SuperDove radiometric data assessment in coastal and inland waters

The use of high-resolution data in aquatic applications increased significantly in the last decade with the launch of decametre-scale optical sensors. More recently, commercial very-high resolution (VHR) sensors, offering finer spatial and temporal resolutions, have shown the potential of complementing data from high-resolution missions. Planet SuperDove (SD), with a band-setting similar to the Copernicus Sentinel-2 MultiSpectral Instrument (S2-MSI), a 3-m spatial resolution and quasi-daily revisiting time, show the potential for widening water monitoring applications to smaller water basins, and finer-scale phenomena.
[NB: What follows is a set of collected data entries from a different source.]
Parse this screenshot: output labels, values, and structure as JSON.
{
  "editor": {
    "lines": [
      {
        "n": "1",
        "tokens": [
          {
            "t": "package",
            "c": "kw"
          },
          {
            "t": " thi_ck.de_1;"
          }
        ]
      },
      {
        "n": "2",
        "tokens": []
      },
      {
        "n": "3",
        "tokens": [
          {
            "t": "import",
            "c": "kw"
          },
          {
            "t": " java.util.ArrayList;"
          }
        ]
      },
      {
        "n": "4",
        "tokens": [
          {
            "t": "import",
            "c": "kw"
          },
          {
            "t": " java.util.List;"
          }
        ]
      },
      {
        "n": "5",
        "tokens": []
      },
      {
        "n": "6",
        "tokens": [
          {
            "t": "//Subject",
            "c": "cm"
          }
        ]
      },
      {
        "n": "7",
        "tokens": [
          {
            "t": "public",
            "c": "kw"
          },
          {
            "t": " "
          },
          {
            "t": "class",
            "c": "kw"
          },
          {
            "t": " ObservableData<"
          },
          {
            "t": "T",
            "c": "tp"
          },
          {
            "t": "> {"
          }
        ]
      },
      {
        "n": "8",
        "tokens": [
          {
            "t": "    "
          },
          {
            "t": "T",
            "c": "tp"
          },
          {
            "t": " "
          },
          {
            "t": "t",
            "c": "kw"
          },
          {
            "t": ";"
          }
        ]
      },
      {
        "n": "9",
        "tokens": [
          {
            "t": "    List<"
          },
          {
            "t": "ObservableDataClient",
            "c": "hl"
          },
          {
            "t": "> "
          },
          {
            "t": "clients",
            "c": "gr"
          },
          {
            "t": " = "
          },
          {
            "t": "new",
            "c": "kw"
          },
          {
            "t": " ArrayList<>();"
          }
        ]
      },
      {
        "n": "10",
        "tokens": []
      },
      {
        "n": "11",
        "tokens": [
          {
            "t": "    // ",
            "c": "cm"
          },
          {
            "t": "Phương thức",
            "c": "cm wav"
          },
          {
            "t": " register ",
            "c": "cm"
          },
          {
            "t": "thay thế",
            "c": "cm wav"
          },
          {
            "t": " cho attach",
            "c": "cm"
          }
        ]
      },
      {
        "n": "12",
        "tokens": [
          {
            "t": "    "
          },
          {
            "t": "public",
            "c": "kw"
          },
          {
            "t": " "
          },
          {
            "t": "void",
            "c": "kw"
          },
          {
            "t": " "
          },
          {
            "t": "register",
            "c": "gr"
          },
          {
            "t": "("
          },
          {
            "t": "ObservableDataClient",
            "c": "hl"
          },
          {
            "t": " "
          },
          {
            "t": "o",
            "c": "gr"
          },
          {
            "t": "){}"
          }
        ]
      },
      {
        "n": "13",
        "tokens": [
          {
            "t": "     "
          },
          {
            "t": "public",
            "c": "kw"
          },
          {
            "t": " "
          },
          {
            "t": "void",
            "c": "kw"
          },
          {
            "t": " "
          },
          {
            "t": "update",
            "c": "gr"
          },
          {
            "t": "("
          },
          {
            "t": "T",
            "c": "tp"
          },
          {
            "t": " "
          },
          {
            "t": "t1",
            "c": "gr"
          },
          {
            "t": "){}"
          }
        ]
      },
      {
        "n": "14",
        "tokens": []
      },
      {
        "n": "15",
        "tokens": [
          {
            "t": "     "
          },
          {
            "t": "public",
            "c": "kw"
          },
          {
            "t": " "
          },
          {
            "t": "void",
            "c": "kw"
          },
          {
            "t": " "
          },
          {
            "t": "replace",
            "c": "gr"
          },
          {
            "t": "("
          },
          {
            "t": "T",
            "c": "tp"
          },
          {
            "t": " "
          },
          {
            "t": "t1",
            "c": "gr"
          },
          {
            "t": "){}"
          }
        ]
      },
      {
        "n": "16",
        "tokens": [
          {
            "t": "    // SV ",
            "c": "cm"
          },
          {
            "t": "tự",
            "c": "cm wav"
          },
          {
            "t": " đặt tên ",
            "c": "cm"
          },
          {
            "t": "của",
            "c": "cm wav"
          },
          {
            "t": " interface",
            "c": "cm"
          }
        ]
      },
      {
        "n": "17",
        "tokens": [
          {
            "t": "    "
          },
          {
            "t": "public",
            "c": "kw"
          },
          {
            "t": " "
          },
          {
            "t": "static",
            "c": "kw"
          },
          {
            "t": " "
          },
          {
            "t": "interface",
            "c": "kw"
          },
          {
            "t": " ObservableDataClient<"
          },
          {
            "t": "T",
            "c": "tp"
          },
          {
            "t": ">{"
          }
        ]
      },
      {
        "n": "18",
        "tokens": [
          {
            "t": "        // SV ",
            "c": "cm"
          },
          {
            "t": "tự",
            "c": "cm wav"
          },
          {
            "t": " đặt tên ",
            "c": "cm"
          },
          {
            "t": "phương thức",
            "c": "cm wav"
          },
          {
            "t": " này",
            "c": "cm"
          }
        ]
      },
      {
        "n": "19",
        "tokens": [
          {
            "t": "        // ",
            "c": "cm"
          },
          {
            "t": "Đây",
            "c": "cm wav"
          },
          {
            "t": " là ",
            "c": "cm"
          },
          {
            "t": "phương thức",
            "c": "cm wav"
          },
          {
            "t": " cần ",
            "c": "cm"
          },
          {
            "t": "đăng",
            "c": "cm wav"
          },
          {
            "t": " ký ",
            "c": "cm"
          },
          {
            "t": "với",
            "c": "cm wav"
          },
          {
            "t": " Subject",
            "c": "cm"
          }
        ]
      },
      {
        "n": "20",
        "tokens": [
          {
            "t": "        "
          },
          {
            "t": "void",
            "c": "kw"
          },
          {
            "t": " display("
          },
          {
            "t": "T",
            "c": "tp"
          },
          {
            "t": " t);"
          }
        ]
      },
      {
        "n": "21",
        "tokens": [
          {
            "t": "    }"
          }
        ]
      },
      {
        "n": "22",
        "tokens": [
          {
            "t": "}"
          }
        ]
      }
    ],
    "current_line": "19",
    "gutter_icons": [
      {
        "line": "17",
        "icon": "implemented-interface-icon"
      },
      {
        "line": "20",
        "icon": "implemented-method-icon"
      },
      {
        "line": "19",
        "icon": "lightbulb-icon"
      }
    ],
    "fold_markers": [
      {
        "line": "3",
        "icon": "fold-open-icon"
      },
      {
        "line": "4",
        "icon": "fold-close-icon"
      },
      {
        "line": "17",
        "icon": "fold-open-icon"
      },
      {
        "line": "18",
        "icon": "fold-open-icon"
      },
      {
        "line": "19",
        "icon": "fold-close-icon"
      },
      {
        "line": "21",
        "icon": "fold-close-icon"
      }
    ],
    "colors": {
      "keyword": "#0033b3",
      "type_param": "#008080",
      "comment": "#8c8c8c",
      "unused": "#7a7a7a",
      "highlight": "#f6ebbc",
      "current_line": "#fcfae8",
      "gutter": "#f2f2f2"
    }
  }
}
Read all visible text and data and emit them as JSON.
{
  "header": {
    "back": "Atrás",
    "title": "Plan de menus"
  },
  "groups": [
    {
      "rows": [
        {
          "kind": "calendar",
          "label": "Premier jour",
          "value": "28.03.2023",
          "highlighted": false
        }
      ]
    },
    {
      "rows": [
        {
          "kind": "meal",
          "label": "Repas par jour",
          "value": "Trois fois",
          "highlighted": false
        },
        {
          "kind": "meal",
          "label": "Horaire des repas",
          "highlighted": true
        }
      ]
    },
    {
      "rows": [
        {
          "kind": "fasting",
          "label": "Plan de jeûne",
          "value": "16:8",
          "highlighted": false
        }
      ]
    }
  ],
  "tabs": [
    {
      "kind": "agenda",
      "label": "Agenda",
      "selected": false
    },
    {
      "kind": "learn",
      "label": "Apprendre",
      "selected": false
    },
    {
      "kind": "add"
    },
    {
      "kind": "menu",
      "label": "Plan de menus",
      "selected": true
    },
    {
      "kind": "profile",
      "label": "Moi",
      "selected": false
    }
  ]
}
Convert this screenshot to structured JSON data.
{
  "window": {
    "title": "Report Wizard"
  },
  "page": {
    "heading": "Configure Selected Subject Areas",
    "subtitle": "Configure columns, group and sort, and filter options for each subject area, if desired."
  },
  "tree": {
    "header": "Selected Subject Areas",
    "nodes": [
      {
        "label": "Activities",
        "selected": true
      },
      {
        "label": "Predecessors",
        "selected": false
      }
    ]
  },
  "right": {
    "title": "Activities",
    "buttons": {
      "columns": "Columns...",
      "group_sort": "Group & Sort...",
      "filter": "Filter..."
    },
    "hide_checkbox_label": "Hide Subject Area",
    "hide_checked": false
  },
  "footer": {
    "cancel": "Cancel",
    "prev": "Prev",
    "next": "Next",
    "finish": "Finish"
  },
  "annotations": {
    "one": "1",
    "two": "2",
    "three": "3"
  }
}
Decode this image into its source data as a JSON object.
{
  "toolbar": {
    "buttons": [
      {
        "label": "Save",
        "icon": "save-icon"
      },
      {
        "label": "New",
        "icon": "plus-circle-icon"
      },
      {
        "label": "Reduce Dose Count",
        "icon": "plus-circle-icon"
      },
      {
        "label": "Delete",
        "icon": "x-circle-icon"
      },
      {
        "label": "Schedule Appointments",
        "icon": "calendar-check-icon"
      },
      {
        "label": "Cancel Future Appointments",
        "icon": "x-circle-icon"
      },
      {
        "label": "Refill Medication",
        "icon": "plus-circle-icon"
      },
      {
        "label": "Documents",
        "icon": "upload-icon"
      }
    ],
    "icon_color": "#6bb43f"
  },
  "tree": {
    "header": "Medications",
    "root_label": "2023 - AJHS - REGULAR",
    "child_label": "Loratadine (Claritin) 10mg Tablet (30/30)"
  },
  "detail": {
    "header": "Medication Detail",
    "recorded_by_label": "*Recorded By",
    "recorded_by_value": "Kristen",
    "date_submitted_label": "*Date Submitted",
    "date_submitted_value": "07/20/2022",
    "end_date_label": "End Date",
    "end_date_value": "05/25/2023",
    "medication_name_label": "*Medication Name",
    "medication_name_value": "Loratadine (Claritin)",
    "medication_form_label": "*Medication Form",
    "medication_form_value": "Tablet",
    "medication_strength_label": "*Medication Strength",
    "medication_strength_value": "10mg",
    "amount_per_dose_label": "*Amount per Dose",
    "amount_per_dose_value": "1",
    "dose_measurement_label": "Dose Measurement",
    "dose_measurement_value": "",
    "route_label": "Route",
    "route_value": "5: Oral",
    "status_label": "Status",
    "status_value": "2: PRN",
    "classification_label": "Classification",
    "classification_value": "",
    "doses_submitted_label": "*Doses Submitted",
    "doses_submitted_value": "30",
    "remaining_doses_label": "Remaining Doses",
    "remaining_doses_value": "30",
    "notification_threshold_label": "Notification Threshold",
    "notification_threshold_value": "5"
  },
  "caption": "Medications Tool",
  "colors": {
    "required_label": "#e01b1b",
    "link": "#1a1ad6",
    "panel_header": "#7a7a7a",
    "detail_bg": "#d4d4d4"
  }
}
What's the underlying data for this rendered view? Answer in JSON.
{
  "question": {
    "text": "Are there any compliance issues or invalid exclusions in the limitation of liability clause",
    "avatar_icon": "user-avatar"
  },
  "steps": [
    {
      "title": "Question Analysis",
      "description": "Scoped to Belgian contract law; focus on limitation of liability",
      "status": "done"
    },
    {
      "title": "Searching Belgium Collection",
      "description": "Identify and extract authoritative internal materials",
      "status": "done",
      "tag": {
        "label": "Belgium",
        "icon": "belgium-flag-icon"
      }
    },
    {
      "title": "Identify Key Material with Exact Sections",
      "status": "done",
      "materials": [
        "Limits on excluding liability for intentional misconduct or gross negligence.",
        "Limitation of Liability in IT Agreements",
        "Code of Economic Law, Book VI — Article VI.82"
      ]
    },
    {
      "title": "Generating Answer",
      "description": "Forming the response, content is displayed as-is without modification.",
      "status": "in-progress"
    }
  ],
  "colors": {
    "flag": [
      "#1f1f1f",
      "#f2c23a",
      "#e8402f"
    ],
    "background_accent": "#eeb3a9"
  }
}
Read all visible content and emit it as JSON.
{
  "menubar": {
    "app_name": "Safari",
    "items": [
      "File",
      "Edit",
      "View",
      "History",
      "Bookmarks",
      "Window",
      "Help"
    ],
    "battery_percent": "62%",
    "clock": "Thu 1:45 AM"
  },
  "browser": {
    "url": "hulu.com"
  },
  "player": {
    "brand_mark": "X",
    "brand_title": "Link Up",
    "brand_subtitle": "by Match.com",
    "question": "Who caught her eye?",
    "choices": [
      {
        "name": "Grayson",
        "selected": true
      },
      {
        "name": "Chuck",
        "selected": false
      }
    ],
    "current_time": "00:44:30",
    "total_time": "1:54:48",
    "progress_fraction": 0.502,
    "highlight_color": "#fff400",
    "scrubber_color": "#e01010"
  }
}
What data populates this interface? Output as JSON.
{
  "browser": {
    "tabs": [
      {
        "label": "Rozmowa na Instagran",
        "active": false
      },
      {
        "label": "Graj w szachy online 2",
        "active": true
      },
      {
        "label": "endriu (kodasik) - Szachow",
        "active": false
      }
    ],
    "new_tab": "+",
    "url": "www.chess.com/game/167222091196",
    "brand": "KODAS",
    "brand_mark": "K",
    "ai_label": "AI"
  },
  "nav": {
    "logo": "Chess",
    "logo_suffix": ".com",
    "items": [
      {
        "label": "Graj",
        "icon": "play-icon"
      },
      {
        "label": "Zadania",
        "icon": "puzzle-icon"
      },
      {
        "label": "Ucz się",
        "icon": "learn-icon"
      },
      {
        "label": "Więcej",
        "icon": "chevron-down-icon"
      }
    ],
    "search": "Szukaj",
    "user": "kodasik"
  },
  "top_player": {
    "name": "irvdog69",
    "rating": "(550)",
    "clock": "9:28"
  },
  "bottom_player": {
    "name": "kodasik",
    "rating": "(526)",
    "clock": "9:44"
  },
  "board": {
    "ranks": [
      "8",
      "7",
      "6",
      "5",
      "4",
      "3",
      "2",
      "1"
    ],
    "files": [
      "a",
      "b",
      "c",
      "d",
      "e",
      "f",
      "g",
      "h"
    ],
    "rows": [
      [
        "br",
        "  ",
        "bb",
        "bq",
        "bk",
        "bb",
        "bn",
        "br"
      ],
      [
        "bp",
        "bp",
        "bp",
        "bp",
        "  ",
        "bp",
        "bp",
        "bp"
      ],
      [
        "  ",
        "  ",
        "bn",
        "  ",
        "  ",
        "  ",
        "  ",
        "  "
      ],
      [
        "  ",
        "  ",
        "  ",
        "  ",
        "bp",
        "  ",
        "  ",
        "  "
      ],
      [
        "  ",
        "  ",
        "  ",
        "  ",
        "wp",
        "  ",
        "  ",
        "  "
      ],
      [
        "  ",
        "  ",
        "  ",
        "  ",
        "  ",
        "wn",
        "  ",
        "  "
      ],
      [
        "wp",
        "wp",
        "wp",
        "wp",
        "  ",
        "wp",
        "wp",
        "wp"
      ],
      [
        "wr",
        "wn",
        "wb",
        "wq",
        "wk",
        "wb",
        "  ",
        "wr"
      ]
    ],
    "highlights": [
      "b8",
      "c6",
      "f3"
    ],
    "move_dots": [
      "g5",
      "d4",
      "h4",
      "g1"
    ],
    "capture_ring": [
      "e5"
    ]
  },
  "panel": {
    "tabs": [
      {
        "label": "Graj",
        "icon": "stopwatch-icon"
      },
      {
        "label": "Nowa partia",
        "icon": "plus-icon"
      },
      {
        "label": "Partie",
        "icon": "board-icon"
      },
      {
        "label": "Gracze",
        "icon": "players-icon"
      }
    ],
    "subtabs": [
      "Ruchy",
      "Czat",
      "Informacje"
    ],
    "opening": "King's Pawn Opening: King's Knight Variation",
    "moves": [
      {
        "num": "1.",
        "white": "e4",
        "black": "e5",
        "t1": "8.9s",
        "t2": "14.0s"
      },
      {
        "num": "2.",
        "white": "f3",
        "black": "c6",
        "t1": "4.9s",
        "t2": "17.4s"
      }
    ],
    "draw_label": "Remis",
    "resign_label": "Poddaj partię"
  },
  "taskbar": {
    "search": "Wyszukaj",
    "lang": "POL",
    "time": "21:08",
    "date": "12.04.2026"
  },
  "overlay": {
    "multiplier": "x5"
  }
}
However, the uncertainties in SD products need to be quantified, to assess their fitness-for-purpose for these applications. This work aims to provide uncertainty estimates for SD-derived aquatic remote sensing reflectance (RRS) in different water types, benefitting from the radiometric measurements of the AERONET-OC network. RRS was derived from both Surface Reflectance (SR) products, distributed by Planet, or from data processed with ACOLITE. The comparability between SD and S2-MSI products was also assessed comparing RRS and Rayleigh-corrected reflectance (RRC) from S2-MSI and SD. The results indicate generally low performance across all bands for both SD RRS products, except in the most turbid waters, and highlight the lack of a publicly available robust atmospheric correction processor for SD data for most optical water types. The comparison to S2-MSI shows promising results only when comparing RRC values, but differences still suggest issues associated with calibration and radiometry of the SD sensors. The results also highlight the need for a harmonization strategy to ensure consistent integration of these datasets within multi-source monitoring systems.